Babinski's and Hoffmann's signs have the same significance as the hyperactive deep-tendon reflexes in that they indicate involvement of the pyramidal tracts but Hoffmann's sign is occasionally present in normal people, so as an isolated finding, it is of doubtful significance.

The inverted radial reflex and the finger escape sign are indications of cervical myelopathy. However, their physiologic mechanism is not fully understood. Lhermitte's sign was originally described in multiple sclerosis but can also be found with cervical myelopathy.

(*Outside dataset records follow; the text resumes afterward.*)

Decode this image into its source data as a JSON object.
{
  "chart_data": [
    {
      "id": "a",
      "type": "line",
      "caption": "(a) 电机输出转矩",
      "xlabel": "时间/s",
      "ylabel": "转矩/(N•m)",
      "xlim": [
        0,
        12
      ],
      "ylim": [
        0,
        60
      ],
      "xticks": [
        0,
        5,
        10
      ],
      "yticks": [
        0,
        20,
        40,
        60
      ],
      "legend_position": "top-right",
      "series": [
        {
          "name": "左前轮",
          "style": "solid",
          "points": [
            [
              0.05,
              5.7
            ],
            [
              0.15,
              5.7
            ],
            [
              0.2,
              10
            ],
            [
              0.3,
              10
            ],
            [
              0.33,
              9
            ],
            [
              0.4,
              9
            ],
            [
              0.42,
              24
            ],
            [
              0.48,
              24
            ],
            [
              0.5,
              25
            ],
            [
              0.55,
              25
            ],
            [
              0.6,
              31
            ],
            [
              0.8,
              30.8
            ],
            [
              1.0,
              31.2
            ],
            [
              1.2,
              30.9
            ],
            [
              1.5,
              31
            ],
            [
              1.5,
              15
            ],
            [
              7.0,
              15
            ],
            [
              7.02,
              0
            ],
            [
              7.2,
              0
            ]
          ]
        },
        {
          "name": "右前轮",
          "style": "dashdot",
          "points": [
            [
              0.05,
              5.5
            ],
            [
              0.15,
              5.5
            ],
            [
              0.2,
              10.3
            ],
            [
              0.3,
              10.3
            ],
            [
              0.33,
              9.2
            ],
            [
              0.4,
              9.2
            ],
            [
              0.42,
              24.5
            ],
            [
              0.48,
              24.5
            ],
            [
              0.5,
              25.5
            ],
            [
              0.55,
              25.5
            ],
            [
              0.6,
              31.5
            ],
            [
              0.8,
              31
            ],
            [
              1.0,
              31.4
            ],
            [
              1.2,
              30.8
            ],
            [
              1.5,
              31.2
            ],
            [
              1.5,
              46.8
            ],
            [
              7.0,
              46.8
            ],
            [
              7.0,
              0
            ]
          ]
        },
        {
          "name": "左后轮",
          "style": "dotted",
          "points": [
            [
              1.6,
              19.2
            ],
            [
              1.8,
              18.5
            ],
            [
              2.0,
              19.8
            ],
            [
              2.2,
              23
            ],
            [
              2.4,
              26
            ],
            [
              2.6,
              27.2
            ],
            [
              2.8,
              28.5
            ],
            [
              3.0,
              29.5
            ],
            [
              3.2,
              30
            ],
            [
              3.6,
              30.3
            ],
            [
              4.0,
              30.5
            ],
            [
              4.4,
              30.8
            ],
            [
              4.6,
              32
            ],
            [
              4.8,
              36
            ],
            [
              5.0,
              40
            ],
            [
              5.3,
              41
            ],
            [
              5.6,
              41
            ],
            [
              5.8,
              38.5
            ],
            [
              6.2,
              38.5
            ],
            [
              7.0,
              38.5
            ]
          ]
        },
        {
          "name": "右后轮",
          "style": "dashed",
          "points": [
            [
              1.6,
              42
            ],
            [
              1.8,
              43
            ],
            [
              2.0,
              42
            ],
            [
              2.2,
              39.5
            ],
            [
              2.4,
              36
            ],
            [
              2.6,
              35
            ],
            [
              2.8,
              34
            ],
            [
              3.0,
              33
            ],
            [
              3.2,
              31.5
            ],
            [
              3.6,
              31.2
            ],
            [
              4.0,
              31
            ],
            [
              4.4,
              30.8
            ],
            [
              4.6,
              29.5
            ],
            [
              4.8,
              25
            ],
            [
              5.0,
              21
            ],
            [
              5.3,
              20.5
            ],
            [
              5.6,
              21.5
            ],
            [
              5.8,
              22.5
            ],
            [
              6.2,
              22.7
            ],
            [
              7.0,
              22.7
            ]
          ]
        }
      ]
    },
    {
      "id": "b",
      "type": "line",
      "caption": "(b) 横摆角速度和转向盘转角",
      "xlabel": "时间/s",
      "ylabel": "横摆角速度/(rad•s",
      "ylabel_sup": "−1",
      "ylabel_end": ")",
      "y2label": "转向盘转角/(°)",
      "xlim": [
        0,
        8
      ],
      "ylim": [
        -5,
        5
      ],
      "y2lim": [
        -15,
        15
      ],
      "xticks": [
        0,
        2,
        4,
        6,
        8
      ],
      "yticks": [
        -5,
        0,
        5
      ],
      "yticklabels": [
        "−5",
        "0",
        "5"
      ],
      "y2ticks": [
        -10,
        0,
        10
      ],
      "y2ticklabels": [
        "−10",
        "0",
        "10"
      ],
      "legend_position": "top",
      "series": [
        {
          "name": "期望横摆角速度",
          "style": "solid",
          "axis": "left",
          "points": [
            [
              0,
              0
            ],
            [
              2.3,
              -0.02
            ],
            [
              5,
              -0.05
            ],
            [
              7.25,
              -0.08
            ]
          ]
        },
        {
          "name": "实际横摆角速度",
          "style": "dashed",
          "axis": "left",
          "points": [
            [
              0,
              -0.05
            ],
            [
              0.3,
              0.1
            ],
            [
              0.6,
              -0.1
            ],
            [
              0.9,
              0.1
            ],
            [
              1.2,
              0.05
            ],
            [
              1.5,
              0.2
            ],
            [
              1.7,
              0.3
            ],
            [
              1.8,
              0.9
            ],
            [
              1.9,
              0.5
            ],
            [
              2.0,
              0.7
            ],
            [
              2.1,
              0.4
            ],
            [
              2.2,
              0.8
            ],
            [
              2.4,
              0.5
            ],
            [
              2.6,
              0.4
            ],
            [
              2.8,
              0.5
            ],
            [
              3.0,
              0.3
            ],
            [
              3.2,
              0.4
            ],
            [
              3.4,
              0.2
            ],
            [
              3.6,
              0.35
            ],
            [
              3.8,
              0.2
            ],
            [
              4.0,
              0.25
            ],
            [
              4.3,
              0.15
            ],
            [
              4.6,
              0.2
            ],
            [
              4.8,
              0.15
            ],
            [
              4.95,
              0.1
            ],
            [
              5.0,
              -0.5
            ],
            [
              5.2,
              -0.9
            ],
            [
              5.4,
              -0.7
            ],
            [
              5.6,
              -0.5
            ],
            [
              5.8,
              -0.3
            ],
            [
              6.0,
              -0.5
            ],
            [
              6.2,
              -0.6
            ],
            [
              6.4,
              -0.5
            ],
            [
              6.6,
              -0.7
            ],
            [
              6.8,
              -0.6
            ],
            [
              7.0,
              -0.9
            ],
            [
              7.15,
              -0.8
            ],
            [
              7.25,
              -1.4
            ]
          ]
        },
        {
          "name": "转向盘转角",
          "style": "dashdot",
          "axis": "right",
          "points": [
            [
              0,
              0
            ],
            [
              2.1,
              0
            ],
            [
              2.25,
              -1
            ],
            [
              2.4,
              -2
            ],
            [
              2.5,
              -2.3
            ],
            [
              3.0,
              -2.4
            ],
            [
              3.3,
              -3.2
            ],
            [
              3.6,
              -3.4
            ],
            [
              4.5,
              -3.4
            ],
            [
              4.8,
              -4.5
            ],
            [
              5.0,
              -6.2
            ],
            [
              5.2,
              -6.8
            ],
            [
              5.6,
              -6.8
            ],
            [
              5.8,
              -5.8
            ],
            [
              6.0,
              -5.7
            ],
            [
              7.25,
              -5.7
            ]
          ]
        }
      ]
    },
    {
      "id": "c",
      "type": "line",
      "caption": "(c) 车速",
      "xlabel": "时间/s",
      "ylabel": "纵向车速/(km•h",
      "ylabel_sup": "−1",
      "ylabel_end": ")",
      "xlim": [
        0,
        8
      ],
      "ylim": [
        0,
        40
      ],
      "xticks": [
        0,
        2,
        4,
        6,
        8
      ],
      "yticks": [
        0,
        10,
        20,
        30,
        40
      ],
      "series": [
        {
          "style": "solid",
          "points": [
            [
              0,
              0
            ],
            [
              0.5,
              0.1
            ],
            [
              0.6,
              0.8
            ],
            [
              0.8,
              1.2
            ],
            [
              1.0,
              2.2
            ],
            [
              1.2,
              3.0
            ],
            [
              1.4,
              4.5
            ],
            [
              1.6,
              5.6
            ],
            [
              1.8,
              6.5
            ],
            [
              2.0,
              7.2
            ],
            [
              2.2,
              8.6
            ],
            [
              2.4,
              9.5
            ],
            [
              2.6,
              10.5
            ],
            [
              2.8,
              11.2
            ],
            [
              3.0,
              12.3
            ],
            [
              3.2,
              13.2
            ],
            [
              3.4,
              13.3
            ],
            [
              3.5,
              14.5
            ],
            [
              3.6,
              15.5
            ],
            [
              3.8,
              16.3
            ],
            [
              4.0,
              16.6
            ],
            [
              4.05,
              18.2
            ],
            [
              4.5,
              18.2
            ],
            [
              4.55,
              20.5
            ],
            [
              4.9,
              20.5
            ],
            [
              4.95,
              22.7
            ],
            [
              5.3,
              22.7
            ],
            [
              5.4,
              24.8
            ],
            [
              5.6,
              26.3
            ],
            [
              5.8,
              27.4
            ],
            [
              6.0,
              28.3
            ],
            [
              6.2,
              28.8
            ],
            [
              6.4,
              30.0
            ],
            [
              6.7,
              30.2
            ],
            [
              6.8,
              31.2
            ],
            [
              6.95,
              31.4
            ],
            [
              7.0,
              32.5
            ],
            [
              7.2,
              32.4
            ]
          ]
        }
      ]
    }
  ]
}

The arm-abduction sign is usually positive in cervical nerve root compression. Theoretically, tension on the nerve is decreased by arm abduction. This may be the only position of comfort for patients with large lateral disc herniations (Figure 7). Extending the neck, as in Spurling's test, not only stretches the nerve but also narrows the neuroforamen, exacerbating radicular pain (Figure 17); whereas neck flexion and cervical traction increase the size of the neuroforamen, thereby relieving nerve root pain.